Out of place in this tableau was the background: metal chimneys and ducts of a riverside styrene plant. Even more out of place was a label that Brazilian environmentalists long ago gave to this industrial city: the Valley of Death.

University Assignment Help AustraliaIn a striking example of a turnaround in industrial pollution in Latin America, Cubatao’s residents are now enjoying the benefits of a frontal attack on the poisons that once flowed freely from Brazil’s largest industrial park.

Today, a verdant mantle of trees and bushes cover mountainsides that surround the steel, fertilizer and petrochemical plants of Cubatao Valley. Less than a decade ago, clouds of ammonia and fluorides rendered the mountain ridges a lifeless skyline of dead tree trunks.

In health clinics here, the infant mortality rate dropped in half and oxygen masks fell out of fashion as the number of life-threatening smog alerts fell from 16 in 1984 to one last year. ‘Lemonade From the Lemon’

And in a city that once prided itself on growth at any cost, the Mayor, a former business leader, now takes pride in his campaign: “Cubatao — City Symbol of Ecology.” This campaign includes planting 130,000 trees, establishing four municipal “ecological parks,” requiring environmental education in city schools, building bicycle pathways and a sewer system and enlisting Brazil’s renowned landscape artist, Burle Marx, to design a parkway entrance for the city.

“Cubatao was always described as one of the most polluted places in the world,” the Mayor, Nei Eduardo Serra, said. “Today, Cubatao has become an example of a solution to the problem of third-world pollution.”

Convinced that others should learn from Cubatao’s experience, Mr. Serra plans to charter buses to bring delegates here from the United Nations Conference on Development and the Environment, which will be held next year in Rio de Janeiro. Riding buses to this city of 130,000 people 35 miles south of Sao Paulo will undoubtedly be American and Mexican environmentalists interested in cutting pollution in Mexico as part of a North American free trade pact.
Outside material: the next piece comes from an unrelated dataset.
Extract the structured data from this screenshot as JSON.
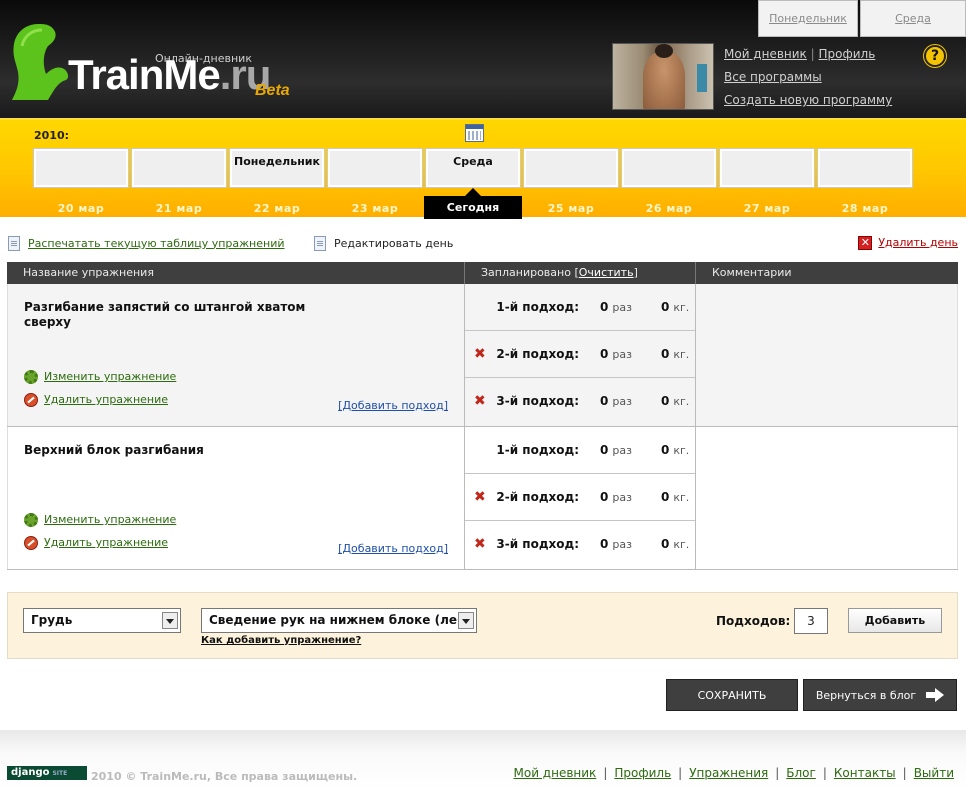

“The Mayor has managed to make lemonade from the lemon,” said an admirer, Werner E. Zulauf, an engineer who in the mid-1980’s was president of Cetesb, Sao Paulo state’s environmental protection agency.

Cubatao appeared to have hit bottom in 1981, the year Mr. Serra and a group of fellow thinkers formed a group called Valley of Life.

Blocked by a 2,800-foot mountain range, thermal inversions routinely occurred, fueled by 114,416 tons of particulate matter that Cubatao’s smokestacks annually belched into the air. Deadening rivers, the valley’s 23 major industries annually poured out a liquid filth that added up to 22,678 tons of organic matter and 1,467 tons of heavy metals, according to Cetesb. Regulations Enforced

Buy Sample AssignmentThe plants here were built during Brazil’s headlong industrialization of the 1960’s and 1970’s and few had pollution controls. Mr. Zulauf recalled the reaction of businessmen in December 1983 when he ordered companies to comply with existing antipollution regulations.

“The industrialists immediately started telephoning the Governor,” he recalled, referring to Franco Montoro. “But the Governor refused to take their calls. He told them to see me.”

Political backing turned out not to be enough. In the next year, Cubatao truly hit bottom.